La interruppi, prima di chiudermi la porta alle spalle. "Lo so. Sto solo dicendo che la porta non è chiusa per come l'avevo lasciata. Senza il doppio giro" le spiegai.

"Sarai solo tu che avrai dimenticato di farlo e la vecchiaia ti gioca brutti scherzi".

"Che moglie simpatica. Non devi tornare a lavoro?".

"Che marito stronzo".

Io mi misi a ridere, mentre salivo al piano di sopra. Notai subito la luce fievole che usciva dalla stanza di Lucas e illuminava il corridoio.

"Non è che i tuoi figli sono tornati?" le chiesi, non capendo.

"I miei figli me lo avrebbero detto" mi rispose lei, calcando sul possessivo.

"Bene, allora ti chiamo dopo".

"Se non mi richiami tra cinque minuti, ti do per morto e chiamo la polizia".

Io sbuffai. "Cretina". La sentii ridacchiare prima che chiudessi la chiamata.

Arrivai davanti alla camera di mio figlio e la vista che mi si presentò davanti mi fece schizzare le sopracciglia verso l'alto per lo stupore. Derek era lì e stava dormendo sul letto di Lucas, da solo, mentre dei fogli erano sparsi per terra.

Lo raggiunsi e mi sedetti sul bordo del letto. La sua espressione nel sonno non era affatto rilassata e cercai di ignorare la tracce di lacrime ormai asciutte sul suo viso.

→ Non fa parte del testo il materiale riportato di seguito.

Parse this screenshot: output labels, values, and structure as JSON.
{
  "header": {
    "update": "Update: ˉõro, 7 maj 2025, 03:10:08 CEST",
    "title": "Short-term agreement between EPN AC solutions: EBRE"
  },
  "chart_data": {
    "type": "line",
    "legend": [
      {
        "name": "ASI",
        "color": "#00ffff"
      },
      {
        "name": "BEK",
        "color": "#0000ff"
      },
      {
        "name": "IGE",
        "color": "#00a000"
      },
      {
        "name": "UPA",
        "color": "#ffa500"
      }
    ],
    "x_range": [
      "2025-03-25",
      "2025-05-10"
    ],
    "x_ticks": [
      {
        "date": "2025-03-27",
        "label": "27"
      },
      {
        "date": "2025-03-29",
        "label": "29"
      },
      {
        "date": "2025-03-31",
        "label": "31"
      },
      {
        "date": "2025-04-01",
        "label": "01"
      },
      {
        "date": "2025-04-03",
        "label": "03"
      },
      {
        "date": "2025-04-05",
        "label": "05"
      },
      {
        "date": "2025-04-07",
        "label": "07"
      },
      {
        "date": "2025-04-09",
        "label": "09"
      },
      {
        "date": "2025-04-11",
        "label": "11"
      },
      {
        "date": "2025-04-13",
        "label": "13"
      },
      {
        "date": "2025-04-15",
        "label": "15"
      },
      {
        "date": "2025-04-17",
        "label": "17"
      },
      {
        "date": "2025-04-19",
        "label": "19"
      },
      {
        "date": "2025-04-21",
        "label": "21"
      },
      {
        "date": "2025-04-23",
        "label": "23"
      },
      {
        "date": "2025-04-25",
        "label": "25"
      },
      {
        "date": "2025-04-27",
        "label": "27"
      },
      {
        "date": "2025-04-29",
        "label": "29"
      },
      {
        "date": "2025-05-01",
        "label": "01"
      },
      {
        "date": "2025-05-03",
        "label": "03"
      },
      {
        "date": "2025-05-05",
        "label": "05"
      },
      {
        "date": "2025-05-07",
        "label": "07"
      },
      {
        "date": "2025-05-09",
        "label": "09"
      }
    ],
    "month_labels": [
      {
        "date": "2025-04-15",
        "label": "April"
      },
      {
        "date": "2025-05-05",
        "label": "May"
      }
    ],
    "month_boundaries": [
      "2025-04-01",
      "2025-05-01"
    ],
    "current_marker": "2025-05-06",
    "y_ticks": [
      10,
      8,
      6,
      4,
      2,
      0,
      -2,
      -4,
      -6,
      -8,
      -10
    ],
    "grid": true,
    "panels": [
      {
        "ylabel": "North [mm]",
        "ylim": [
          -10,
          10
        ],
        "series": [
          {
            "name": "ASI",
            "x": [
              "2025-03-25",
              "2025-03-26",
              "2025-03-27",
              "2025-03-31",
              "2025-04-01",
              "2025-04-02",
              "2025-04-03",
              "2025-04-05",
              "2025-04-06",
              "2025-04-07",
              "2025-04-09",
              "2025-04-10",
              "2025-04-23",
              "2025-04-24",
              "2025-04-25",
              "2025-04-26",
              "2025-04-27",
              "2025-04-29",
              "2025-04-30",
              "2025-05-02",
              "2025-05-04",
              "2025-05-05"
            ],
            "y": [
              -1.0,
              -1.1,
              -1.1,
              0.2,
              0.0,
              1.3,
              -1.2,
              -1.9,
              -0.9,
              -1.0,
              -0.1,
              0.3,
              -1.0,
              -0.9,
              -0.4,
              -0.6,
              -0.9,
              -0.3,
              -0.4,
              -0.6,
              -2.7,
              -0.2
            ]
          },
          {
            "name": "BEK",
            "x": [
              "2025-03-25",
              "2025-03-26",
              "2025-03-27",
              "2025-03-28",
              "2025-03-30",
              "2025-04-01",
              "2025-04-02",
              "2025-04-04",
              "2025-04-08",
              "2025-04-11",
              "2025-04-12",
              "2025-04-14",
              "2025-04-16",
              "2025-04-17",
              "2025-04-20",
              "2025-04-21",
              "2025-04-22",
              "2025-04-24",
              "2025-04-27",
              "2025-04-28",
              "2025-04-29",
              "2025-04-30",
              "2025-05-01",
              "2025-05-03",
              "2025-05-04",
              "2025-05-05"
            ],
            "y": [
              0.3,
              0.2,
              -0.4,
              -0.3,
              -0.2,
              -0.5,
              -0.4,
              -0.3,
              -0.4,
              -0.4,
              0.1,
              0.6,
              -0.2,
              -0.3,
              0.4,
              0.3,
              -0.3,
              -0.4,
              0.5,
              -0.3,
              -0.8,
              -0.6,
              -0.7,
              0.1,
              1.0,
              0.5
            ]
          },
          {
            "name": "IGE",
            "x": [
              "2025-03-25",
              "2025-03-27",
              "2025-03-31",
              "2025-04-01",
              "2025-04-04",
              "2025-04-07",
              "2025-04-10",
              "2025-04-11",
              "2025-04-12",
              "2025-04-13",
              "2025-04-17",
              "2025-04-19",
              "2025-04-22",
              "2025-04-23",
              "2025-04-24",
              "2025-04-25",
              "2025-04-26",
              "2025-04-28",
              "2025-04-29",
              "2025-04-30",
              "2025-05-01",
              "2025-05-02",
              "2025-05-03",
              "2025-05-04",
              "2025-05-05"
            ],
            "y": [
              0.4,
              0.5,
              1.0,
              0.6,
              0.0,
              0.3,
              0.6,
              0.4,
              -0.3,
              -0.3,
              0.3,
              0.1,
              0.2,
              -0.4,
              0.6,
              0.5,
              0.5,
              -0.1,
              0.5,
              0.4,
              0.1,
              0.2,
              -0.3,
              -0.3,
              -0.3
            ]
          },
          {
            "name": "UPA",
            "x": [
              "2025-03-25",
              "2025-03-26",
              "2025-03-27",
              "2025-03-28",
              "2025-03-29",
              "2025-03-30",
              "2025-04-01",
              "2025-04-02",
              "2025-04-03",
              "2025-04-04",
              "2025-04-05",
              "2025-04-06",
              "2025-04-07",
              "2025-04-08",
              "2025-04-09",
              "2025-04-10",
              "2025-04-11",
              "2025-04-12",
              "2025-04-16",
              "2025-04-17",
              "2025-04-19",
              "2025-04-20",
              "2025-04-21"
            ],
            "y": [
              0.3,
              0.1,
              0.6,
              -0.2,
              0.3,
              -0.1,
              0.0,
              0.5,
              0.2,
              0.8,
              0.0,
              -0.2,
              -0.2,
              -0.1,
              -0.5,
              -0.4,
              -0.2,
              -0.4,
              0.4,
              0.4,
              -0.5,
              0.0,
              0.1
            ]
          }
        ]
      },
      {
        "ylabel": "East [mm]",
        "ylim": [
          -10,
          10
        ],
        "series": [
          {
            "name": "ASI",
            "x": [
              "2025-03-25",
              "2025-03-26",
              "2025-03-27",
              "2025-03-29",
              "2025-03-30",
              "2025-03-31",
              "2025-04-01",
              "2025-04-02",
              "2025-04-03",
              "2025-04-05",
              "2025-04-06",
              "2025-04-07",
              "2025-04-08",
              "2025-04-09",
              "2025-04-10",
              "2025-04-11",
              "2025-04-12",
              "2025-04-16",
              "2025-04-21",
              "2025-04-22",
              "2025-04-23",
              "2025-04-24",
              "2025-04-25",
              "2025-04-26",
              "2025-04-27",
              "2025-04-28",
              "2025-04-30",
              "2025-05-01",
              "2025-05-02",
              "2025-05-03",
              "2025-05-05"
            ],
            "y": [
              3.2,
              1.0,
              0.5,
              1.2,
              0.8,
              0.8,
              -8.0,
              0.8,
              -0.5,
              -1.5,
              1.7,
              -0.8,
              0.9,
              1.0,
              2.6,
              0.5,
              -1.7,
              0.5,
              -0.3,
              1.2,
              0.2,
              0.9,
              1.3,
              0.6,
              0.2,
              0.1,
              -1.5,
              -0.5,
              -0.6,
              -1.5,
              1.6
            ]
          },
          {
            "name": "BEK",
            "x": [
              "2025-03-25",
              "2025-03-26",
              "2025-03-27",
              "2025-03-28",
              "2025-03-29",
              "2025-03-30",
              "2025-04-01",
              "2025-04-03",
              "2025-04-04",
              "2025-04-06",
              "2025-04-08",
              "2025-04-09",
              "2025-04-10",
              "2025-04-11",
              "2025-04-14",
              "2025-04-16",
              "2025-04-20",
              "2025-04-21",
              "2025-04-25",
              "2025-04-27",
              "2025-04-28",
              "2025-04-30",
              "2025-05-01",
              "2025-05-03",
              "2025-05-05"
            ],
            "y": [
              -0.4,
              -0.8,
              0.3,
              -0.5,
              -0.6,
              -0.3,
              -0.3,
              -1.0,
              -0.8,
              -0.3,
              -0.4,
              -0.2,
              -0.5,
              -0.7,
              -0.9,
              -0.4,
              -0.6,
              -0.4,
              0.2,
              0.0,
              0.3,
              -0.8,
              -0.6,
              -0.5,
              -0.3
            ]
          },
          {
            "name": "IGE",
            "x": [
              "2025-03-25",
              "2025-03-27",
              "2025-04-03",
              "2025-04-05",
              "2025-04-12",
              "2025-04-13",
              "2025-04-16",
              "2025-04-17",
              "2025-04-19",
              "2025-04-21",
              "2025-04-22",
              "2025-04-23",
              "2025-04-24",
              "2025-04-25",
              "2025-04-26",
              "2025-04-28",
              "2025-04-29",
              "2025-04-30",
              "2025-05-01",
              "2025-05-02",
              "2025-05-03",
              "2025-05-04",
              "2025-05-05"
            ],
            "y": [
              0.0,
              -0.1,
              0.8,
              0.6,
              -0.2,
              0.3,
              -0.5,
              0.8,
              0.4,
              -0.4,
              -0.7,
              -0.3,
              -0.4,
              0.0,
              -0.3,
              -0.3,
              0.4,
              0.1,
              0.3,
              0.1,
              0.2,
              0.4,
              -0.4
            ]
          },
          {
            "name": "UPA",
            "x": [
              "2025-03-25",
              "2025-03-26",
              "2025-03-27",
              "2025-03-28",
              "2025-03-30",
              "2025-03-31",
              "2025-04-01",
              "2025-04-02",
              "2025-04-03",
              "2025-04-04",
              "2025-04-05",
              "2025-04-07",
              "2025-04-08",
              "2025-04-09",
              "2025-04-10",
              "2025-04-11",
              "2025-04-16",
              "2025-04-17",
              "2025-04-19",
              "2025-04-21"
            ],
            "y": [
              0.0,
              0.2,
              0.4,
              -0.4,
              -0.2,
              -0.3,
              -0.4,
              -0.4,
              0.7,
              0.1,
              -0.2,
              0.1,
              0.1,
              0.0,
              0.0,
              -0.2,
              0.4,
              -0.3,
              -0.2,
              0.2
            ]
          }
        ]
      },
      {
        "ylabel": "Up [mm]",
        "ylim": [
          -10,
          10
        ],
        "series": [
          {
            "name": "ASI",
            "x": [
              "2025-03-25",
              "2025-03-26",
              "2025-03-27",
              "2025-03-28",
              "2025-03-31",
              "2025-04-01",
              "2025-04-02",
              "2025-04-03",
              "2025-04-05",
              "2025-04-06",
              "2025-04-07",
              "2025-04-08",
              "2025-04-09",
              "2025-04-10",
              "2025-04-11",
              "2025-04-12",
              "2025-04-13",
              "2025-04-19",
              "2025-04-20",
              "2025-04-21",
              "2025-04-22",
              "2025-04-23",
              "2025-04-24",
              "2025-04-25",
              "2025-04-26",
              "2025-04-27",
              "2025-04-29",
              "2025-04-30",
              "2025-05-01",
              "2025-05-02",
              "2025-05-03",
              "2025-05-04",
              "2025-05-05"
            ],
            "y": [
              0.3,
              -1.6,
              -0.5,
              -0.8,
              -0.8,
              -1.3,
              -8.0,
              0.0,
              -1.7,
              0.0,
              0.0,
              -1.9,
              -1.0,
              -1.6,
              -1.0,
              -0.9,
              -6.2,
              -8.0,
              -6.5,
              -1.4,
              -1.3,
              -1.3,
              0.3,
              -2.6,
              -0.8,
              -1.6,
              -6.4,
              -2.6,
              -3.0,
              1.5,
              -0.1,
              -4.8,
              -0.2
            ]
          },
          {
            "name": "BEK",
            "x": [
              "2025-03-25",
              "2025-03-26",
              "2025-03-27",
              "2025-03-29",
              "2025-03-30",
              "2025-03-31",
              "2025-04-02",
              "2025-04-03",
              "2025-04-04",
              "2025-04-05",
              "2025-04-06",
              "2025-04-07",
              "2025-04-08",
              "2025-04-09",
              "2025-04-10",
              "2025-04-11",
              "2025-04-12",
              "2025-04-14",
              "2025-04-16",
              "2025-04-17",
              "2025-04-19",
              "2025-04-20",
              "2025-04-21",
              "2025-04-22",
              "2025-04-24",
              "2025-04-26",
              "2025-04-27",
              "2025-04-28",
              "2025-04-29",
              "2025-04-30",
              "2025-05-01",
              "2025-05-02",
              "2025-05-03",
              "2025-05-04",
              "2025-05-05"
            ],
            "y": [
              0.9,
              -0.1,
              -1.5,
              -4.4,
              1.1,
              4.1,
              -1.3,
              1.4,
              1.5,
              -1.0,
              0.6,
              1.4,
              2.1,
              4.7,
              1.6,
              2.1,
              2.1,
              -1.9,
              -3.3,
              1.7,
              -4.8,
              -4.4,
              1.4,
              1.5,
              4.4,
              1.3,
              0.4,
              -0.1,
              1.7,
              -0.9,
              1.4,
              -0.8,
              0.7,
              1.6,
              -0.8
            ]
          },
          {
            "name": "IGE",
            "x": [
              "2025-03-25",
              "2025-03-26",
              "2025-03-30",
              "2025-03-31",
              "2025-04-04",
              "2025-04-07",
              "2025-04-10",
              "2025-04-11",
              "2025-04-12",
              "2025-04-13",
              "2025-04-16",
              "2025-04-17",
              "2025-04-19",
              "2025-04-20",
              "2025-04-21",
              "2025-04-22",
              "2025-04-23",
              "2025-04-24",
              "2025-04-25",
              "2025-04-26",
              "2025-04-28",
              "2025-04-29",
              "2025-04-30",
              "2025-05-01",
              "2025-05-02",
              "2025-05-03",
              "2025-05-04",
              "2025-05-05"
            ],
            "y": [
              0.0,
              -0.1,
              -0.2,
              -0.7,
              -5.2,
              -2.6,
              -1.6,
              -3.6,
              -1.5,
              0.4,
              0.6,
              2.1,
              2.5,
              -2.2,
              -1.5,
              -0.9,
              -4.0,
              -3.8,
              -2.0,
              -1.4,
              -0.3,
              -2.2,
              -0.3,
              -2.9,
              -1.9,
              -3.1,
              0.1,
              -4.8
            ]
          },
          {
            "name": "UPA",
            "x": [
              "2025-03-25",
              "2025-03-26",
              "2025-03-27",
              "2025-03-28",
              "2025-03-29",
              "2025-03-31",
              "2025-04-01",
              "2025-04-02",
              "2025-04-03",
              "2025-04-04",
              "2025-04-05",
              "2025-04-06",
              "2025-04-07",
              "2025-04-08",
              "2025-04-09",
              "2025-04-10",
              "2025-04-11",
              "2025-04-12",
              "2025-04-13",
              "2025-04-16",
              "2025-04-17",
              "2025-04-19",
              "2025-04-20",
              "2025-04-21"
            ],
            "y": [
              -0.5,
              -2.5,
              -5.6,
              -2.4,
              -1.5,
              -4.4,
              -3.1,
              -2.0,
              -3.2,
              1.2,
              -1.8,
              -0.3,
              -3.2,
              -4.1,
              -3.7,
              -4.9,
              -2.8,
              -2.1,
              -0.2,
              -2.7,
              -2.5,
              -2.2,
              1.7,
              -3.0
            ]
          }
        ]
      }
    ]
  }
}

Sospirai e portai una mano sui suoi capelli biondi, accarezzandoli dolcemente. "Derek" lo chiamai. Mi doveva delle risposte.

Il ragazzo mugugnò nel sonno, ma continuò a dormire. Lo chiamai una seconda volta.

"Un attimo, Lu" borbottò a stento coprendosi il viso con la mano.

"Derek, sono Niall" precisai.

E subito dopo il ragazzo aprì gli occhi e si raddrizzò, decisamente spaventato. "Signor Horan" disse con voce tremante, guardandomi con occhi spalancati.

"Ehi. Stai bene, Derek?" gli chiesi.

Lui annuì. "Sì. Io... Mi... Mi dispiace" balbettò.

"Come sei entrato?" chiesi senza poterne fare a meno.

"Io... Ho la chiave. È... Ehm, Lucas l'ha dimenticata a casa mia un giorno e mi sono scordato di restituirgliela" mi spiegò arrossendo.

Sapevo che mi stava mentendo, perché Lucas mi aveva lasciato le sue chiavi di casa prima di partire. Probabilmente il mio minore aveva fatto una copia della sua senza dirmi nulla.

"Capisco". Lasciai perdere. "Che ci fai qui?".

"Avevo bisogno di alcuni appunti di Lucas urgentemente, ma poi mi sono disteso un secondo e..." si fermò, guardando il cuscino con un'espressione vuota sul viso. Supponevo che quel cuscino gli fosse stato utile per sentirsi più vicino a Lucas, dato che il suo odore era ancora impresso lì. "Mi sono addormentato. Mi dispiace". Tornò a guardarmi.